F&P – O que é uma “batalha de Break”? O que é julgado nela e onde acontece aqui em Salvador?

DB – Uma batalha de Break é um espaço de disputa sadia, onde os dançarinos de Hip-Hop mostram o seu talento. A batalha surgiu nos guetos dos Estados Unidos, em uma época que as gangues de bairros diferentes ao invés de se agredirem fisicamente preferiam disputar em uma roda qual era o bairro que tinha o melhor dançarino, qual era a melhor ‘Crew’; dessa forma amenizou-se a rivalidade entre bairros. Hoje os B.Boy’s e B.Girl’s são estrelas no palco.

 

F&P – Como é viver de arte em Salvador? Quais as maiores dificuldades que os artistas do Hip-Hop enfrentam?

DB – Viver de arte em Salvador é muito difícil.

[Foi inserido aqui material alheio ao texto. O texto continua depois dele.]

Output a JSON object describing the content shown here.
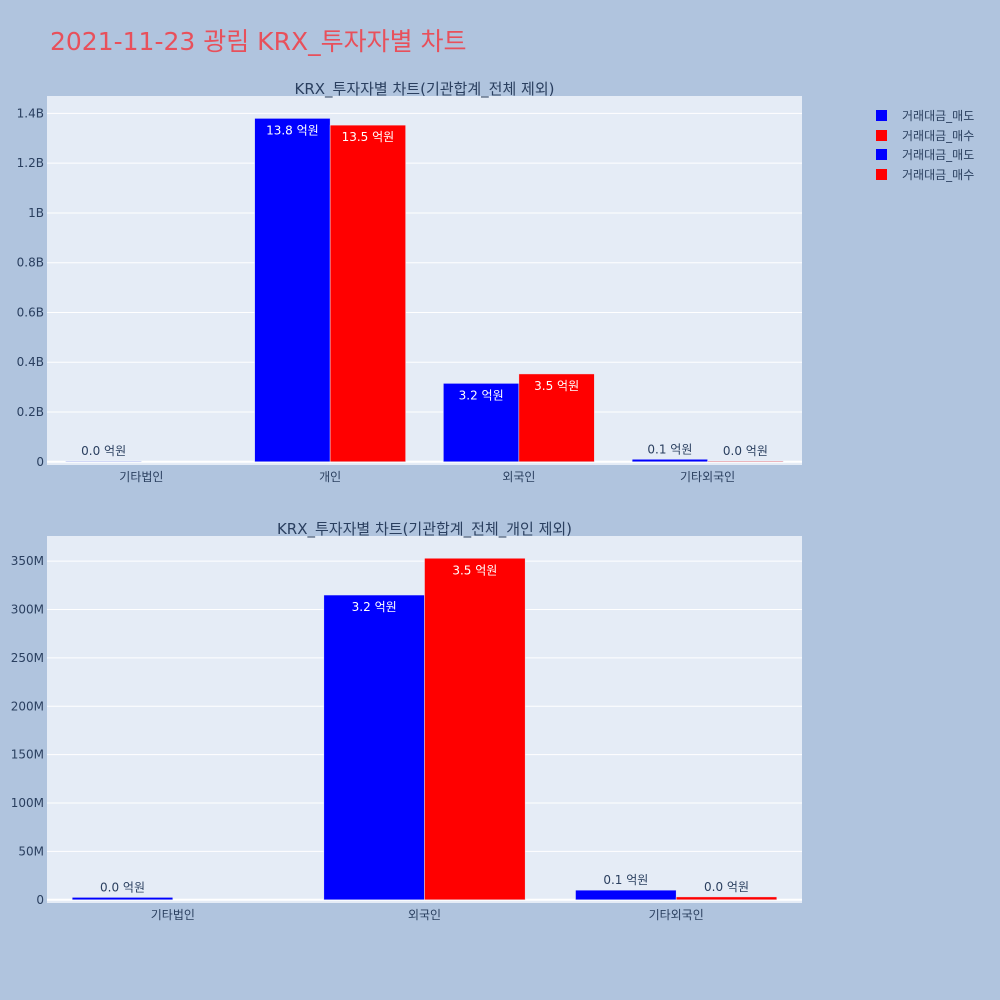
{
  "page": {
    "title": "2021-11-23 광림 KRX_투자자별 차트",
    "title_color": "#e8505b",
    "background": "#b0c4de",
    "plot_background": "#e5ecf6"
  },
  "legend": [
    {
      "label": "거래대금_매도",
      "color": "#0000ff"
    },
    {
      "label": "거래대금_매수",
      "color": "#ff0000"
    },
    {
      "label": "거래대금_매도",
      "color": "#0000ff"
    },
    {
      "label": "거래대금_매수",
      "color": "#ff0000"
    }
  ],
  "chart_data": [
    {
      "type": "bar",
      "title": "KRX_투자자별 차트(기관합계_전체 제외)",
      "categories": [
        "기타법인",
        "개인",
        "외국인",
        "기타외국인"
      ],
      "series": [
        {
          "name": "거래대금_매도",
          "color": "#0000ff",
          "values": [
            2500000,
            1380000000,
            315000000,
            10000000
          ],
          "labels": [
            "0.0 억원",
            "13.8 억원",
            "3.2 억원",
            "0.1 억원"
          ]
        },
        {
          "name": "거래대금_매수",
          "color": "#ff0000",
          "values": [
            0,
            1353000000,
            353000000,
            3000000
          ],
          "labels": [
            "",
            "13.5 억원",
            "3.5 억원",
            "0.0 억원"
          ]
        }
      ],
      "yticks": [
        {
          "value": 0,
          "label": "0"
        },
        {
          "value": 200000000,
          "label": "0.2B"
        },
        {
          "value": 400000000,
          "label": "0.4B"
        },
        {
          "value": 600000000,
          "label": "0.6B"
        },
        {
          "value": 800000000,
          "label": "0.8B"
        },
        {
          "value": 1000000000,
          "label": "1B"
        },
        {
          "value": 1200000000,
          "label": "1.2B"
        },
        {
          "value": 1400000000,
          "label": "1.4B"
        }
      ],
      "ylim": [
        -13000000,
        1470000000
      ],
      "grid": true
    },
    {
      "type": "bar",
      "title": "KRX_투자자별 차트(기관합계_전체_개인 제외)",
      "categories": [
        "기타법인",
        "외국인",
        "기타외국인"
      ],
      "series": [
        {
          "name": "거래대금_매도",
          "color": "#0000ff",
          "values": [
            2500000,
            315000000,
            10000000
          ],
          "labels": [
            "0.0 억원",
            "3.2 억원",
            "0.1 억원"
          ]
        },
        {
          "name": "거래대금_매수",
          "color": "#ff0000",
          "values": [
            0,
            353000000,
            3000000
          ],
          "labels": [
            "",
            "3.5 억원",
            "0.0 억원"
          ]
        }
      ],
      "yticks": [
        {
          "value": 0,
          "label": "0"
        },
        {
          "value": 50000000,
          "label": "50M"
        },
        {
          "value": 100000000,
          "label": "100M"
        },
        {
          "value": 150000000,
          "label": "150M"
        },
        {
          "value": 200000000,
          "label": "200M"
        },
        {
          "value": 250000000,
          "label": "250M"
        },
        {
          "value": 300000000,
          "label": "300M"
        },
        {
          "value": 350000000,
          "label": "350M"
        }
      ],
      "ylim": [
        -3300000,
        376000000
      ],
      "grid": true
    }
  ]
}
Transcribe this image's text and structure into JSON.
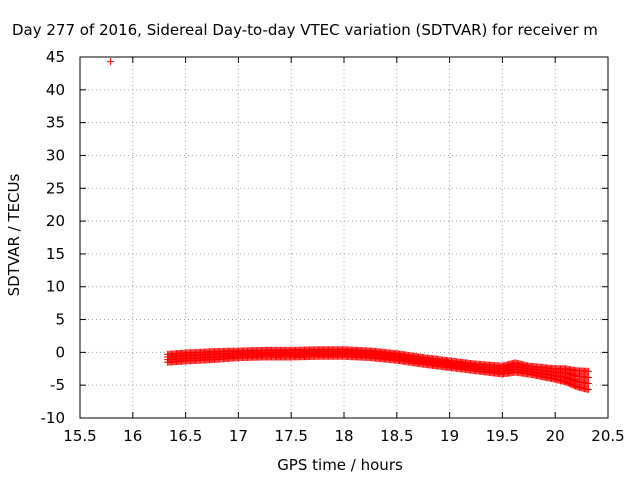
{
  "chart_data": {
    "type": "scatter",
    "title": "Day 277 of 2016, Sidereal Day-to-day VTEC variation (SDTVAR) for receiver m",
    "xlabel": "GPS time / hours",
    "ylabel": "SDTVAR / TECUs",
    "xlim": [
      15.5,
      20.5
    ],
    "ylim": [
      -10,
      45
    ],
    "xticks": [
      "15.5",
      "16",
      "16.5",
      "17",
      "17.5",
      "18",
      "18.5",
      "19",
      "19.5",
      "20",
      "20.5"
    ],
    "yticks": [
      "-10",
      "-5",
      "0",
      "5",
      "10",
      "15",
      "20",
      "25",
      "30",
      "35",
      "40",
      "45"
    ],
    "grid": true,
    "marker": "+",
    "series": [
      {
        "name": "SDTVAR",
        "color": "#ff0000",
        "outlier": {
          "x": 15.79,
          "y": 44.3
        },
        "trend_x": [
          16.33,
          16.5,
          16.75,
          17.0,
          17.25,
          17.5,
          17.75,
          18.0,
          18.25,
          18.5,
          18.75,
          19.0,
          19.25,
          19.5,
          19.62,
          19.75,
          20.0,
          20.1,
          20.2,
          20.32
        ],
        "trend_y": [
          -0.9,
          -0.7,
          -0.5,
          -0.3,
          -0.2,
          -0.2,
          -0.1,
          -0.1,
          -0.3,
          -0.7,
          -1.3,
          -1.8,
          -2.3,
          -2.7,
          -2.3,
          -2.7,
          -3.3,
          -3.5,
          -4.0,
          -4.3
        ],
        "spread": [
          0.6,
          0.6,
          0.6,
          0.5,
          0.5,
          0.5,
          0.5,
          0.5,
          0.5,
          0.5,
          0.5,
          0.5,
          0.5,
          0.6,
          0.7,
          0.6,
          0.8,
          1.0,
          1.2,
          1.4
        ]
      }
    ]
  }
}
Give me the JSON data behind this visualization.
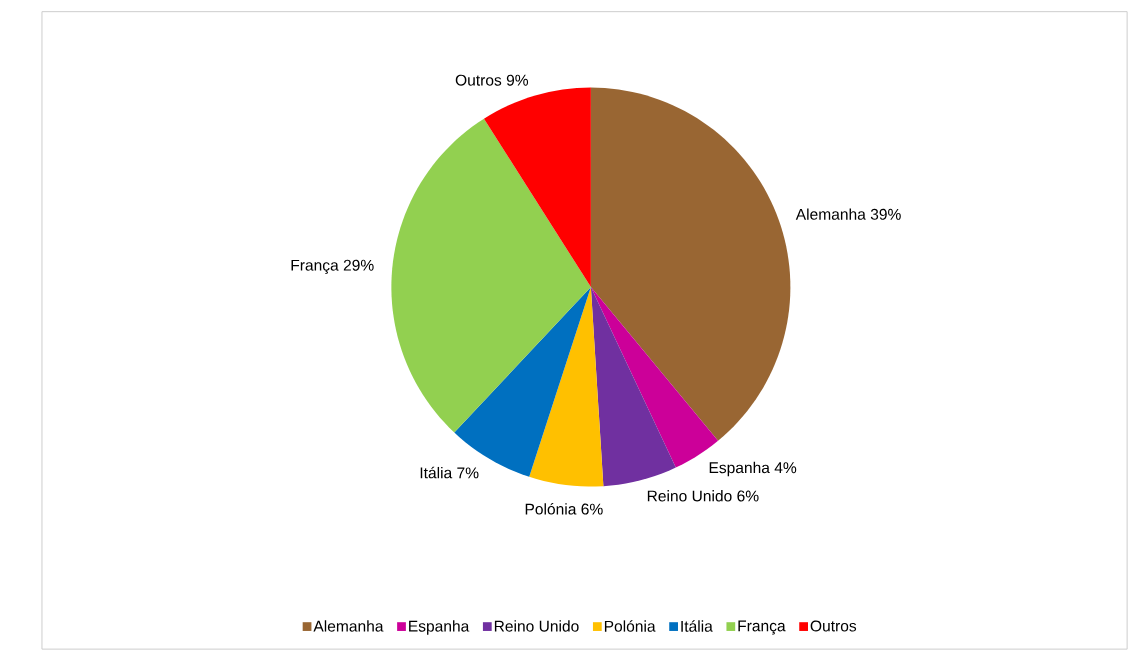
{
  "chart_data": {
    "type": "pie",
    "categories": [
      "Alemanha",
      "Espanha",
      "Reino Unido",
      "Polónia",
      "Itália",
      "França",
      "Outros"
    ],
    "values": [
      39,
      4,
      6,
      6,
      7,
      29,
      9
    ],
    "value_labels": [
      "39%",
      "4%",
      "6%",
      "6%",
      "7%",
      "29%",
      "9%"
    ],
    "colors": [
      "#996633",
      "#cc0099",
      "#7030a0",
      "#ffc000",
      "#0070c0",
      "#92d050",
      "#ff0000"
    ],
    "legend": "bottom"
  }
}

A cultura Hip-Hop ainda é discriminada, existe a resistência de setores conservadores em entender os jovens do Hip-Hop como artistas. E por ser formado majoritariamente por jovens negros de periferia ele é criminalizado. A maior dificuldade é conseguir financiamento para manutenção das ações.

 

“A inclusão social só será efetiva no Brasil quando houver a equidade Racial e o fim do Racismo.”

F&P – Em qual contexto o Hip-Hop se tornou importante na sua vida?

DB – O Hip-Hop me fez entender o mundo. Quando você entende o mundo, você aprende a viver nele. Aprendi no Hip-Hop muita coisa que a escola não ensina.

 

F&P – Existe diferença entre os Hip-Hops brasileiros? O que diferencia as vozes, em especial as paulistas e cariocas, das vozes baianas?

DB – A música Rap se adequa aonde ela chega, pois cada região tem a sua cultura, sua identidade e raiz. Aqui na Bahia, por exemplo, muitas músicas trazem elementos da cultura nordestina, africana e afrobrasileira.

 

F&P – Onde e quais são os espaços culturais envolvidos com a cena Hip-Hop aqui em Salvador?

DB – Não existe local específico. A música Rap, o Graffiti, o Break e o DJ de Hip-Hop, ocupam as casas de shows da orla, do centro, estão nas periferias… Enfim, estamos em todos os lugares, ocupando a cidade.

 

“O Hip-Hop me fez entender o mundo. Quando você entende o mundo, você aprende a viver nele. Aprendi no Hip-Hop muita coisa que a escola não ensina.”

F&P – O que é o CMA HIP-HOP – Comunicação, Atitude e Militância?

DB – A Comunicação, Militância e Atitude Hip-Hop – CMA Hip-Hop é um núcleo de comunicação alternativa, produção cultural e mobilização social, que surgiu no ano de 2005, com o objetivo central de potencializar a comunicação do Movimento Hip-Hop e do Movimento Negro/Social. Durante esses anos de caminhada, contribuímos com o desenvolvimento e fortalecimento do movimento Hip-Hop na região Nordeste.  Algumas de nossas atuações: inserimos, em 2007, na programação oficial da rádio Educadora FM 107.5, o programa ‘Evolução Hip-Hop’, que vai ao ar todo sábado às 17 horas, ao vivo. Realizamos, desde 2008, a ‘Mostra Hip-Hop em Movimento’, dentro da programação oficial do VIVA DANÇA – Festival Internacional, onde acontece um fim de semana dedicado ao Hip-Hop com oficinas, mesa redonda, exposições de graffite, shows, transmissão ao vivo do Evolução Hip-Hop e a Batalha de Break – Evolução Hip-Hop (edição nacional), que conta com uma premiação total de R$ 4.500,00 em dinheiro. Outro projeto que estamos desenvolvendo é o ‘Evolução Hip-Hop nos Bairros’, um programa de rádio que vai às comunidades levar lazer e entretenimento, com oficinas, roda de Break. Temos ainda a Mostra Hip-Hop Consciência, com a proposta de circular por vários espaços públicos e cidades do interior com as linguagens do Hip-Hop dialogando com as questões raciais. Somos parceiros colaboradores da Revista e Portal Rap Nacional, dos programas ‘Esfera Hip-Hop’ na rádio 88 FM e ‘Hip-Hop Vai Além’, na WD FM (rádios comunitárias).